At the top of our tiers is what we refer to as Racial Equity Stand-out or RESO loans. A RESO rating means the project and borrower build power and agency for Black, Latino, and other communities of color. Attributes include: a borrower’s racial equity mission or strategy and DEI business practices; and a project’s shared economic benefits with community members. 

Loans that are Racial Equity Centered are for projects that drive transformative outcomes for Black, Latino and other communities of color. Attributes that contribute to a Centered rating include preserving community assets by preventing displacement of longtime residents; and providing high-quality facilities. 

Loans that are Racial Equity Serving are for projects that increase or preserve access to the critical resources and opportunities historically excluded communities need.  

The next tool is an expanded Risk-Rating Model, which calculates a risk rating, defining expected risk of repayment of the loan.

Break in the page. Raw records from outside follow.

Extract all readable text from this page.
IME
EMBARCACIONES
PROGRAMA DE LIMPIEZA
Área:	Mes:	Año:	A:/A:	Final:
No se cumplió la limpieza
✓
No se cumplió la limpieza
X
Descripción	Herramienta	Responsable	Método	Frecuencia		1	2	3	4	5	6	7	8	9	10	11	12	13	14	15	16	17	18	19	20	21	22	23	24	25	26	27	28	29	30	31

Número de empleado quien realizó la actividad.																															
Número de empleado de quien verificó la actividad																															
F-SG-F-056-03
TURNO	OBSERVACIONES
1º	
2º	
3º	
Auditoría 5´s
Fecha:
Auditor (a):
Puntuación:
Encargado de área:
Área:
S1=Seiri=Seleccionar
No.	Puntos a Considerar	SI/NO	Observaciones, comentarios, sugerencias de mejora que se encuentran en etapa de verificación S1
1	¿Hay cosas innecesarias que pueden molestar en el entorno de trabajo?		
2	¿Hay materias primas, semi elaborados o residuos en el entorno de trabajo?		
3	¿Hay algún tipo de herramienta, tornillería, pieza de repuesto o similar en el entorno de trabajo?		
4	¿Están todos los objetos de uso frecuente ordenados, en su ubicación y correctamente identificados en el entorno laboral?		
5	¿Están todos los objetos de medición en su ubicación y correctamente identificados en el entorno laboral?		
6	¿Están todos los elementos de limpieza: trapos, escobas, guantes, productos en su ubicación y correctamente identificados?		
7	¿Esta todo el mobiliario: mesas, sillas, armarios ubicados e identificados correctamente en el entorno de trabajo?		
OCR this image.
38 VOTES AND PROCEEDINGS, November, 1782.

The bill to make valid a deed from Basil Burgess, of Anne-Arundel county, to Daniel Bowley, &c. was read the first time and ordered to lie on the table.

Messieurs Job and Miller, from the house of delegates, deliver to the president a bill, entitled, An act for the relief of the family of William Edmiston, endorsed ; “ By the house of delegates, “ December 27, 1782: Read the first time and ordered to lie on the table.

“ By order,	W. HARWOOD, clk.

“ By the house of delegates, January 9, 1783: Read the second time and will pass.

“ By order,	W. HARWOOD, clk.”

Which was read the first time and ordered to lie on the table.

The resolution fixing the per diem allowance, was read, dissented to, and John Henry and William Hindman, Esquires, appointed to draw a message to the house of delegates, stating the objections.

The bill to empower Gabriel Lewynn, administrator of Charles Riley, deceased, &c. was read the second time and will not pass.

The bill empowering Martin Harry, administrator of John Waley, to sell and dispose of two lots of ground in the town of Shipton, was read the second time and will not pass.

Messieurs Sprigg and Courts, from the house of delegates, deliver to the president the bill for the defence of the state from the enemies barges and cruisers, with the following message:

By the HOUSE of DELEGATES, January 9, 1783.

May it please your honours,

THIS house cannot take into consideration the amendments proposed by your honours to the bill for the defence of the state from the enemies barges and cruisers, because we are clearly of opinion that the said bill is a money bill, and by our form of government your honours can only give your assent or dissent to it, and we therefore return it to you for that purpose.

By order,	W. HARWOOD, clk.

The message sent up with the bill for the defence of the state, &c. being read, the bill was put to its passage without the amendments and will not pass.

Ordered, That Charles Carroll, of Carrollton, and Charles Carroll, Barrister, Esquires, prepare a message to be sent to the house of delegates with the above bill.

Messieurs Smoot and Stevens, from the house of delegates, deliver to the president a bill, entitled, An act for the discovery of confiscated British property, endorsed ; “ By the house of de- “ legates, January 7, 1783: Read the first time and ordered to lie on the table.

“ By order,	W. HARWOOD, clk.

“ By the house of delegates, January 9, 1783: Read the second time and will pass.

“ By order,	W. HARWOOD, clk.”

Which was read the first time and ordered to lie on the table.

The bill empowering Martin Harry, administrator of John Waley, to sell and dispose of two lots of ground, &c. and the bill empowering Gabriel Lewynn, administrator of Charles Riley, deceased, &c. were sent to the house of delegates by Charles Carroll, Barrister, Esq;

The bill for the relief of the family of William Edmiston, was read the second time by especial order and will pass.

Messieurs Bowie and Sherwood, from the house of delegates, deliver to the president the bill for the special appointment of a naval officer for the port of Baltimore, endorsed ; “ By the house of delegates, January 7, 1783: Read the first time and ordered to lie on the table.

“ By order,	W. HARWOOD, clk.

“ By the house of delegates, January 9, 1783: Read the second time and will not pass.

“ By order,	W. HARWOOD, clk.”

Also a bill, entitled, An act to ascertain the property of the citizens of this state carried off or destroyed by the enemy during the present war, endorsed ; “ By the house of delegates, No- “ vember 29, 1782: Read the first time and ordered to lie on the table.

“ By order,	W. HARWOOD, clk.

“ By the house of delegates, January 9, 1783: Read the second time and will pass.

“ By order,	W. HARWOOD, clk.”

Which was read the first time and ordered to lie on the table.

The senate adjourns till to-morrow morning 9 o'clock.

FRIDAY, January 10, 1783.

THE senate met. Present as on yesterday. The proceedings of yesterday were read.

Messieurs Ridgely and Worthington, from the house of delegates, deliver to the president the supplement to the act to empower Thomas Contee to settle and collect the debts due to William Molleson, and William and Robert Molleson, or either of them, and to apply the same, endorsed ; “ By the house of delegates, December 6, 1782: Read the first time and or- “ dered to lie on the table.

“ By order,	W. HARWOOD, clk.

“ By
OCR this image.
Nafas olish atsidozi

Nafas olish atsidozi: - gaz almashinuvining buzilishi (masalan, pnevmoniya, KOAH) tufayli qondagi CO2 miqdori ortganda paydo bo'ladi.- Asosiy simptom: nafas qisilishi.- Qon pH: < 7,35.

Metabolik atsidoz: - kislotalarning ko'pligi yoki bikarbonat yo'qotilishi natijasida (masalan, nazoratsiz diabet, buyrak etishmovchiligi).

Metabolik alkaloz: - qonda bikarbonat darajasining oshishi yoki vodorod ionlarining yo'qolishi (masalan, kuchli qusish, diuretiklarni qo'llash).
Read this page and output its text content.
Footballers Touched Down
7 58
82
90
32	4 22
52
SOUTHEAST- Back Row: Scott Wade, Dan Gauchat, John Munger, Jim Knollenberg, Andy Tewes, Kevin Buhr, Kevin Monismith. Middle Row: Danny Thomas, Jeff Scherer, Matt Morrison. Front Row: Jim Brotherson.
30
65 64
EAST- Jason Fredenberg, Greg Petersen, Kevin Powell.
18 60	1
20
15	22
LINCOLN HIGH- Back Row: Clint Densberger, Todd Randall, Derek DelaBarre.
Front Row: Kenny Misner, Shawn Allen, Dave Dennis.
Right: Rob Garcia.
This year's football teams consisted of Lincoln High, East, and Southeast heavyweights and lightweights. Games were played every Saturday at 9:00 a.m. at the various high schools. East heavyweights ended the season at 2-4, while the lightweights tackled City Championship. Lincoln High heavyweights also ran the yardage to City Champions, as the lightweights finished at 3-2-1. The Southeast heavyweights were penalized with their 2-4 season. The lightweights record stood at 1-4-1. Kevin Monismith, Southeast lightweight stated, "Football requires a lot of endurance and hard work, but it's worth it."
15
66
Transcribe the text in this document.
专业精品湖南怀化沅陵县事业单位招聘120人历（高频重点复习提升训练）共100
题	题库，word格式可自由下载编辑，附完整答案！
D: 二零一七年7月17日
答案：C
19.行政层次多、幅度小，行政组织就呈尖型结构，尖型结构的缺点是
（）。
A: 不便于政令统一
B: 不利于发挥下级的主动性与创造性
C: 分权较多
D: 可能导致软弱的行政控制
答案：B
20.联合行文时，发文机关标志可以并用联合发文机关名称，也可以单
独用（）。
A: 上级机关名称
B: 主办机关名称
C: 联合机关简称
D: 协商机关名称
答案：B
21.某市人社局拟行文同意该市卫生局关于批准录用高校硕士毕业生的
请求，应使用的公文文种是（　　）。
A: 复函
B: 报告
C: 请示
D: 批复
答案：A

And, finally, our Profitability Model, which calculates net present value (NPV), defining expected financial return of the loan. 

Through the IRP Framework we hope to drive more capital to the people and communities that have been excluded from the financial market. Our goal is to provide the resources long needed to bring to life the sort of communities Black, Latino and other people of color need to create true opportunity for their families.   

We have always disrupted traditional methods of capital deployment, but our new IRP Framework will push further. To do this work we needed organizational change where we learned from peers and partners entrenched in this work. We participated in Impact Frontiers’ first CDFI cohort, where we learned from experts in the impact investing industry. We needed to develop equitable data-collection practices, so we learned from We All Count. Our Impact Scorecard also pulls from the Spectrum of Community Engagement to Ownership to help our lenders identify where community agency shows up in the community development process. 

What was key through this process was thoughtful partnerships with people and organizations dedicated to the real work of creating generational opportunities in the historically excluded communities we serve across the nation.